Moscow has reduced deliveries and there are fears of more drastic cuts over winter in retaliation for Western sanctions over the war in Ukraine.

Baerbock hit back at Russia's tactic, saying that using energy supply as "a weapon of war is an absolute breach of the rules in order to bring about social division."

That is why it is so important for EU states to stand together when it comes to energy supply, she added.

German Chancellor Olaf Scholtz has set a date of 2045 for the country to achieve net zero greenhouse gas emissions, the earliest of any major industrialized nation.

To meet the goal, his government has said it would close coal-fired power plants that were reactivated during the war in Ukraine and end imports of Russian oil and coal.

The country will also aim to stop using Russian gas within the next two years.

German takes over presidency of Baltic Sea council

On July 1, Germany assumed the one-year rotating presidency of the Council of the Baltic Sea States.
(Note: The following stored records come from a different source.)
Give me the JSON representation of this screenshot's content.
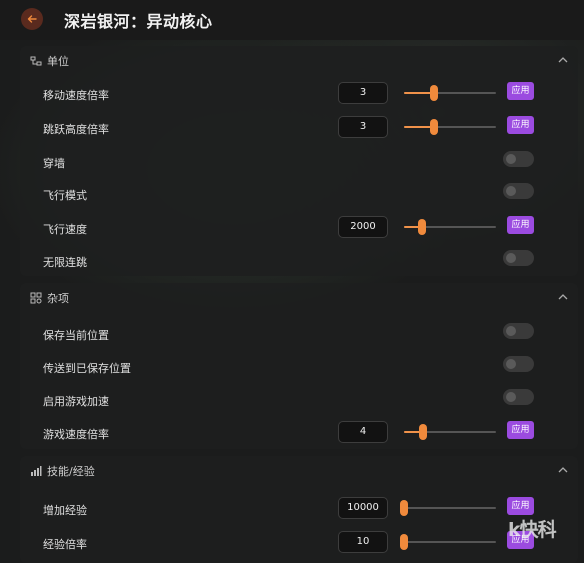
{
  "app": {
    "title": "深岩银河：异动核心"
  },
  "sections": [
    {
      "title": "单位",
      "rows": [
        {
          "label": "移动速度倍率",
          "type": "slider",
          "value": "3",
          "slider_fraction": 0.33,
          "apply": "应用"
        },
        {
          "label": "跳跃高度倍率",
          "type": "slider",
          "value": "3",
          "slider_fraction": 0.33,
          "apply": "应用"
        },
        {
          "label": "穿墙",
          "type": "toggle",
          "on": false
        },
        {
          "label": "飞行模式",
          "type": "toggle",
          "on": false
        },
        {
          "label": "飞行速度",
          "type": "slider",
          "value": "2000",
          "slider_fraction": 0.2,
          "apply": "应用"
        },
        {
          "label": "无限连跳",
          "type": "toggle",
          "on": false
        }
      ]
    },
    {
      "title": "杂项",
      "rows": [
        {
          "label": "保存当前位置",
          "type": "toggle",
          "on": false
        },
        {
          "label": "传送到已保存位置",
          "type": "toggle",
          "on": false
        },
        {
          "label": "启用游戏加速",
          "type": "toggle",
          "on": false
        },
        {
          "label": "游戏速度倍率",
          "type": "slider",
          "value": "4",
          "slider_fraction": 0.21,
          "apply": "应用"
        }
      ]
    },
    {
      "title": "技能/经验",
      "rows": [
        {
          "label": "增加经验",
          "type": "slider",
          "value": "10000",
          "slider_fraction": 0.0,
          "apply": "应用"
        },
        {
          "label": "经验倍率",
          "type": "slider",
          "value": "10",
          "slider_fraction": 0.0,
          "apply": "应用"
        }
      ]
    }
  ],
  "watermark": "k快科",
  "colors": {
    "accent_orange": "#f08a3c",
    "apply_purple": "#9b4be0",
    "back_button": "#5a2a1e"
  },
  "icons": [
    "back-arrow-icon",
    "units-section-icon",
    "misc-section-icon",
    "skills-section-icon",
    "chevron-up-icon"
  ]
}
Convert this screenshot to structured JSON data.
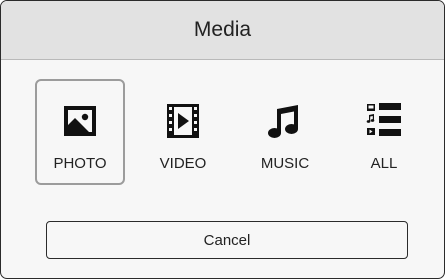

The intergovernmental forum for regional cooperation consists of the European Union and 10 member nations: Denmark, Estonia, Finland, Germany, Iceland, Latvia, Lithuania, Norway, Poland and Sweden.

Russia was suspended from the council following the invasion of Ukraine.

Moscow said later it had pulled out altogether, accusing the body of turning into "an anti-Russian tool."

Denmark will hold a meeting next week on the Baltic Sea island of Bornholm to discuss ways "to make the Baltic Sea region free of Russian energy and at the same time pave the way for a significant green transition," according to the Danish government.

Those expected to attend include European Commission President Ursula von der Leyen and the heads of governments of Lithuania, Poland, Latvia, Estonia, Finland and Denmark.